Changing Pattern of Esophageal Cancer Incidence in New Mexico: A 30-Year Evaluation
- Author(s): Vega, Kenneth J.
- Jamal, M. Mazen
- Wiggins, Charles L.
- et al.
Published Web Locationhttps://doi.org/10.1007/s10620-009-0918-x
The incidence of esophageal adenocarcinoma has increased over the last 30 years, especially in non-Hispanic whites (nHw). Recent work indicates an increase in Hispanic Americans (HA). It is important to understand the effect of ethnicity on cancer occurrence over a prolonged interval. We searched the New Mexico Tumor Registry for all cases of esophageal cancer from 1 January 1973 to 31 December 2002. Inclusion criteria were histologic diagnosis of adenocarcinoma or squamous cell carcinoma, ethnicity and gender. Incidence rates for both were compared among ethnic groups in 5-year intervals. Nine hundred eighty-eight patients met the criteria. Esophageal adenocarcinoma incidence rates/100,000 population increased significantly over 30 years; 1973–1977, 0.4 cases; 1978–1982, 0.4 cases; 1983–1987, 0.6 cases; 1988–1992, 1.2 cases, 1993–1997, 1.6 cases and 1998–2002, 2.2 cases; P < 0.001. Squamous cell carcinoma incidence rates remained unchanged during the interval.

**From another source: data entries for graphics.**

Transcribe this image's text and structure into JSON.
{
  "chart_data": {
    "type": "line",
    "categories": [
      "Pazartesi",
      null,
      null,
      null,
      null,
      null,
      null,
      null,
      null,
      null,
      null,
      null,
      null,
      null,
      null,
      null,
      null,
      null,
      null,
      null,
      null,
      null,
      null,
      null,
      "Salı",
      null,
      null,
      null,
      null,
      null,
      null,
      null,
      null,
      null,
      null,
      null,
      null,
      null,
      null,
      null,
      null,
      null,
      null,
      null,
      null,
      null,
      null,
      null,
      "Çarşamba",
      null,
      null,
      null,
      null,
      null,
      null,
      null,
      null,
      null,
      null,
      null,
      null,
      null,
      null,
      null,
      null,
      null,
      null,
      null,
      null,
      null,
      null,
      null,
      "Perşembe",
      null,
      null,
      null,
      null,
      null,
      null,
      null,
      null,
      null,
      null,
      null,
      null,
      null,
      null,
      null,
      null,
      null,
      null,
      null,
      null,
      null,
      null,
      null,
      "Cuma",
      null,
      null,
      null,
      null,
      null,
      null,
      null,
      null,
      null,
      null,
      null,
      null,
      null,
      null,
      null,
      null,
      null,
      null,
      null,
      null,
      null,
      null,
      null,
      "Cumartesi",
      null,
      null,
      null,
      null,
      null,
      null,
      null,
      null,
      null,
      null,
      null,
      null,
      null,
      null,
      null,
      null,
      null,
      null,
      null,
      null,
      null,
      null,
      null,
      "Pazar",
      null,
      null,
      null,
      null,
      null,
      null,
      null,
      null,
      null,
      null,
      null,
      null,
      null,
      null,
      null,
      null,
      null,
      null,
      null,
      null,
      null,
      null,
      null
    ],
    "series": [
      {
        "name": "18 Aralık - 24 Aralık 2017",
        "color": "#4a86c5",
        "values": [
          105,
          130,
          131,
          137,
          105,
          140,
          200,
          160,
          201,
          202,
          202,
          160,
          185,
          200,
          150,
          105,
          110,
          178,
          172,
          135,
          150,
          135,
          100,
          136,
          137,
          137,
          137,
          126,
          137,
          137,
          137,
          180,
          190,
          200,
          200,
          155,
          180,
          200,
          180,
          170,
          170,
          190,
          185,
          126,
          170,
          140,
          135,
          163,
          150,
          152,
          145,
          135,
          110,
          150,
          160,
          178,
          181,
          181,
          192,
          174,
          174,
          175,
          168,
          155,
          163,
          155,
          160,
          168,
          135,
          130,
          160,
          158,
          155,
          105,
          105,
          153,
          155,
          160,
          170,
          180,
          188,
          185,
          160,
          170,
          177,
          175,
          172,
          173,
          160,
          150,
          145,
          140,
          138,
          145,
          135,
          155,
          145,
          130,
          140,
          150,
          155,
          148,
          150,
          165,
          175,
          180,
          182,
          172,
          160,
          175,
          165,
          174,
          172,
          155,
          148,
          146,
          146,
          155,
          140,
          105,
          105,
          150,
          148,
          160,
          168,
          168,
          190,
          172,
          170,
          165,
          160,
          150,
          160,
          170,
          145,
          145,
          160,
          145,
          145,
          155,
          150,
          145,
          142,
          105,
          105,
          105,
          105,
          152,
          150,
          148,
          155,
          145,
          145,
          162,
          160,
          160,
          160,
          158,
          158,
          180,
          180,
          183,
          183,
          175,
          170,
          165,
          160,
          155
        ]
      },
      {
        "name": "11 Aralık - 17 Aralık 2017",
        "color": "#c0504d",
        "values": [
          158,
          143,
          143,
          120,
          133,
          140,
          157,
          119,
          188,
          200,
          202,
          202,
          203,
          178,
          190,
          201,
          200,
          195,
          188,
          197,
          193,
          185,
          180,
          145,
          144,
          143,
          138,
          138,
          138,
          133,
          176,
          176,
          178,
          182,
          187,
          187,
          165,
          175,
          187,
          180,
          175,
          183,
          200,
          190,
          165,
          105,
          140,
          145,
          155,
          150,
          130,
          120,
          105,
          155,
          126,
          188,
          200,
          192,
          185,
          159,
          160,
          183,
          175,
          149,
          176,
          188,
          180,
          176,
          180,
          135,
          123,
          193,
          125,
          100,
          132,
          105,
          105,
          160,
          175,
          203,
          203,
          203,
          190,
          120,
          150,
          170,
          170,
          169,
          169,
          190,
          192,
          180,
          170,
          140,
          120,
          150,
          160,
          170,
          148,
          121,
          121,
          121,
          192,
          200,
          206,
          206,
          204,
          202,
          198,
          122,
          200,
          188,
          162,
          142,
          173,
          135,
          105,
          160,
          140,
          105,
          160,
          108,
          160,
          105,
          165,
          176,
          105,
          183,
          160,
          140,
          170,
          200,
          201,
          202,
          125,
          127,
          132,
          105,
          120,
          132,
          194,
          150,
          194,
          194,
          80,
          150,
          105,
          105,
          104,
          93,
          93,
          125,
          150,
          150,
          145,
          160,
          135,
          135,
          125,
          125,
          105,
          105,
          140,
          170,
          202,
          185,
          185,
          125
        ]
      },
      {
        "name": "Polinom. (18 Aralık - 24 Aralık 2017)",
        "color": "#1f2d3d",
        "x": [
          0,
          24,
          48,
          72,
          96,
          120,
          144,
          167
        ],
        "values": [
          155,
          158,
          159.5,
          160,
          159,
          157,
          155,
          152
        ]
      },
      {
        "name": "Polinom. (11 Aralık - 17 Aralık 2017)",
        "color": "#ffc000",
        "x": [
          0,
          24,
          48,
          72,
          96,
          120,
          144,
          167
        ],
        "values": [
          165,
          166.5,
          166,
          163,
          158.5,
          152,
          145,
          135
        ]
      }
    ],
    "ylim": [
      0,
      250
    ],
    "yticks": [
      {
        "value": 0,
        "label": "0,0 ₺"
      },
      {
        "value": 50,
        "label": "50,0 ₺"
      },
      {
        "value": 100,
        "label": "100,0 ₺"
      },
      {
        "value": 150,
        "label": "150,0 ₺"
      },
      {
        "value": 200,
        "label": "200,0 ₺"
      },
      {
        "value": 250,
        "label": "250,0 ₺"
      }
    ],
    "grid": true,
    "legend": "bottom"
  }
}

In nHw and HA, adenocarcinoma incidence rates increased significantly during the study period. In all minority groups, squamous cell carcinoma remained the major type. Esophageal adenocarcinoma incidence among nHw and HA increased from 1973 to 2002 in New Mexico. Squamous cell carcinoma remains predominant in minorities. Ethnicity may influence the histology or indicate an increased risk for certain types of esophageal cancer.